Many people may not know it, but there are currently more than 15,000 FinTechs in the world. The US and the UK are the two countries that lead the world ranking with the most FinTechs on the planet. And FinTech apps are very diverse: mobile payments, budgeting, cryptocurrency management. The FinTech concept has been an important turning point in the renewal and innovation of the financial sector. Jason Simon, an expert on the subject of FinTechs, discusses more about the digital transformation of the world of finance today and how the banking paradigm is being changed with the implementation of FinTech apps.
FinTech apps are those that develop financial services intensively using new technologies, redefining a new way of understanding banking services. Currently, the FinTech applications industry can be divided into two general sectors. First is FinTechs not related to financial institutions. The first group of FinTech app includes original applications that were created by entrepreneurs not related to large financial institutions. The goal of these apps is to facilitate the process of money transfers or other banking services, bypassing the bureaucracy of banks. These services include crowdfunding, startup investment platforms, blockchain, currency exchange, and peer-to-peer lending.

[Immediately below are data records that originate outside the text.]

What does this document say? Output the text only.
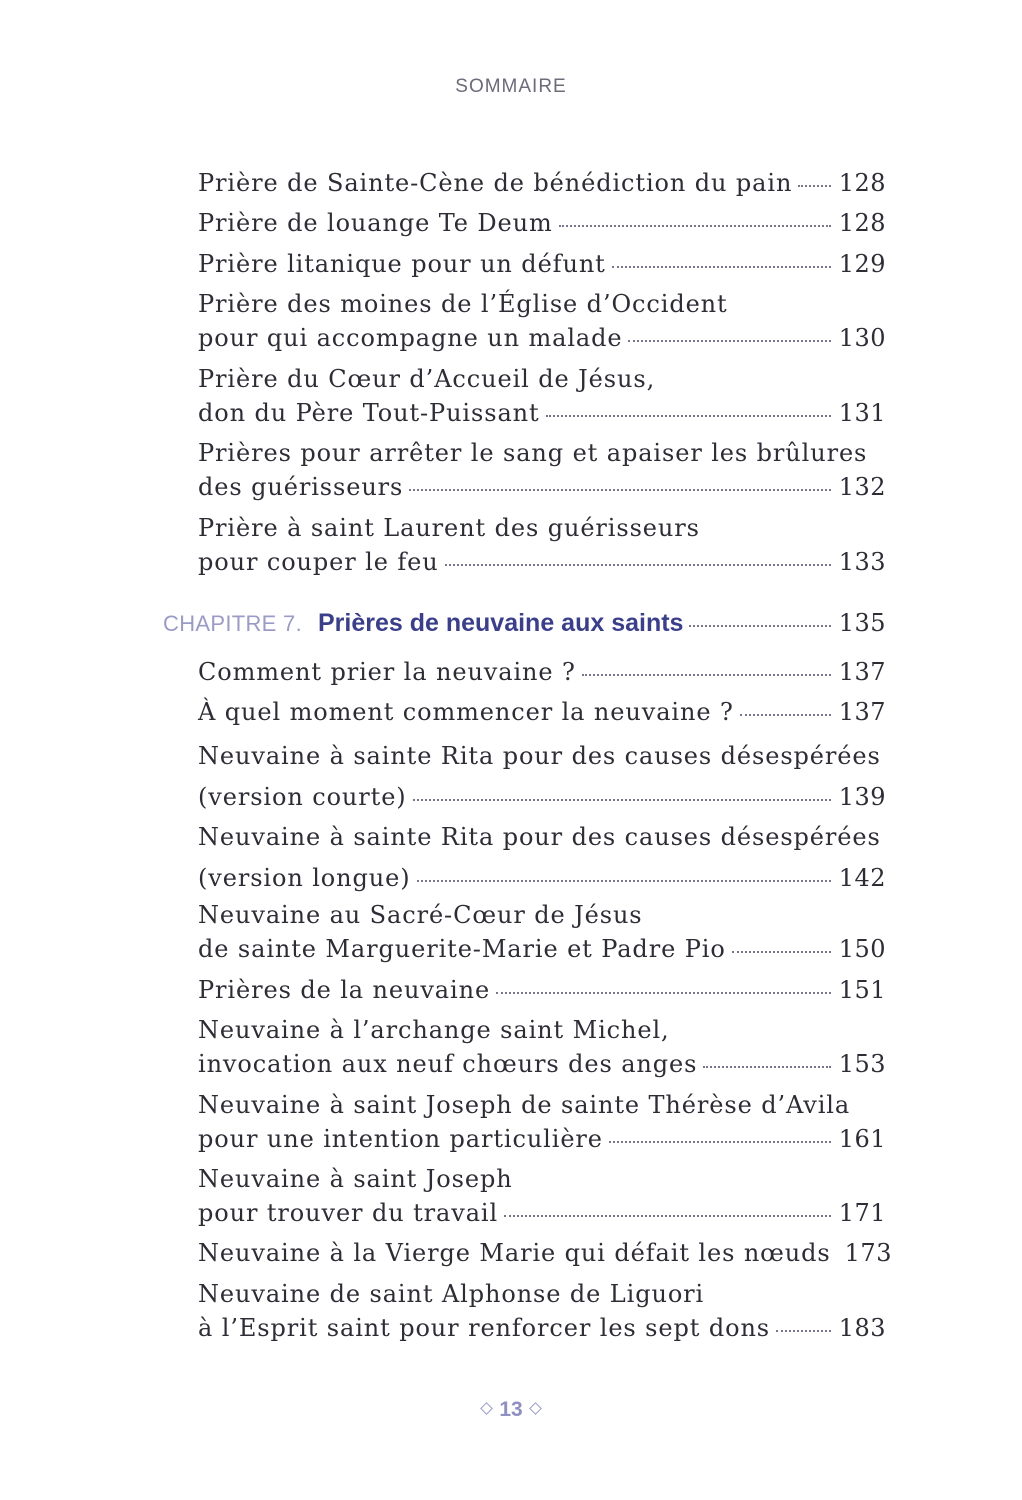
SOMMAIRE
Prière de Sainte-Cène de bénédiction du pain 128
Prière de louange Te Deum	128
Prière litanique pour un défunt	129
Prière des moines de l’Église d’Occident
pour qui accompagne un malade	130
Prière du Cœur d’Accueil de Jésus,
don du Père Tout-Puissant	131
Prières pour arrêter le sang et apaiser les brûlures
des guérisseurs	132
Prière à saint Laurent des guérisseurs
pour couper le feu	133
CHAPITRE 7. Prières de neuvaine aux saints	135
Comment prier la neuvaine ?	137
À quel moment commencer la neuvaine ?	137
Neuvaine à sainte Rita pour des causes désespérées
(version courte)	139
Neuvaine à sainte Rita pour des causes désespérées
(version longue)	142
Neuvaine au Sacré-Cœur de Jésus
de sainte Marguerite-Marie et Padre Pio	150
Prières de la neuvaine	151
Neuvaine à l’archange saint Michel,
invocation aux neuf chœurs des anges	153
Neuvaine à saint Joseph de sainte Thérèse d’Avila
pour une intention particulière	161
Neuvaine à saint Joseph
pour trouver du travail	171
Neuvaine à la Vierge Marie qui défait les nœuds 173
Neuvaine de saint Alphonse de Liguori
à l’Esprit saint pour renforcer les sept dons	183
13
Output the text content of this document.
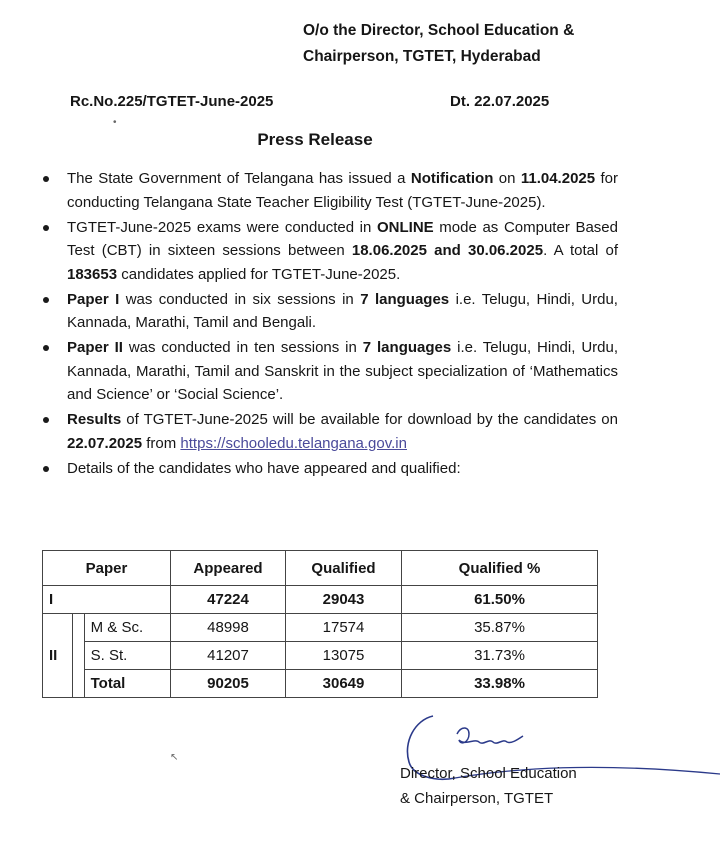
O/o the Director, School Education &
Chairperson, TGTET, Hyderabad
Rc.No.225/TGTET-June-2025	Dt. 22.07.2025
•
Press Release
The State Government of Telangana has issued a Notification on 11.04.2025 for conducting Telangana State Teacher Eligibility Test (TGTET-June-2025).
TGTET-June-2025 exams were conducted in ONLINE mode as Computer Based Test (CBT) in sixteen sessions between 18.06.2025 and 30.06.2025. A total of 183653 candidates applied for TGTET-June-2025.
Paper I was conducted in six sessions in 7 languages i.e. Telugu, Hindi, Urdu, Kannada, Marathi, Tamil and Bengali.
Paper II was conducted in ten sessions in 7 languages i.e. Telugu, Hindi, Urdu, Kannada, Marathi, Tamil and Sanskrit in the subject specialization of ‘Mathematics and Science’ or ‘Social Science’.
Results of TGTET-June-2025 will be available for download by the candidates on 22.07.2025 from https://schooledu.telangana.gov.in
Details of the candidates who have appeared and qualified:
Paper			Appeared	Qualified	Qualified %
I			47224	29043	61.50%
II		M & Sc.	48998	17574	35.87%
		S. St.	41207	13075	31.73%
		Total	90205	30649	33.98%
↖
Director, School Education
& Chairperson, TGTET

Then there are FinTechs created by financial institutions. The second group of FinTech apps includes mobile banking applications that were created by large financial institutions in response to the challenge that advanced technology applications pose to them control of bank accounts, online financial management, and mobile payment.
“So far, the biggest contribution of innovation has come from the first group, through smaller, more agile organizations,” explains Simon. “The big financial companies and banks have now not only realized that mobile is the future (also) of finance and have copied some of the FinTech solutions, but they have also started to invest in some startups. They are interested in startups that create tools for other companies to use when creating financial products, but not the end product itself.”
FinTech companies could put 24% of the revenues of traditional financial institutions at risk. On the other hand, almost 50% of financial institutions already have agreements with FinTech companies.
“The main reasons for these partnerships are FinTech’s agility in adopting new technologies and testing new business models, their proximity to today’s and tomorrow’s customers, their flexibility and their efficiency,” Simon points out.
On the other hand, traditional companies offer trust, industry know-how, and a financial and customer muscle that small companies would take a long time to reach if they survive. A key point is the knowledge and experience of traditional banks in handling financial data.
This collaborative trend makes a lot of sense given the digitalization we are experiencing: customers are looking for a more digital, simple, and transparent way of contracting their financial products that is fresher, more agile, and closer. Thus, a new technology, the FinTech app, aims to compete with traditional financial methods in the provision of financial services.
According to several studies, 70% of FinTechs want to develop partnerships with banks to bring solutions to new consumers, help expand mobile payments, boost e-commerce acceptance, and solve problems for businesses. It is in the last case where there is more ground to cover.
The added value of bringing a new merchant online is greater than the value of bringing a new consumer from a more general economic perspective. Therefore, technologies that help small businesses participate in a digital economy have a multiplier effect for financial inclusion, for the economy of countries, but more importantly, for the future of millions of families operating small businesses.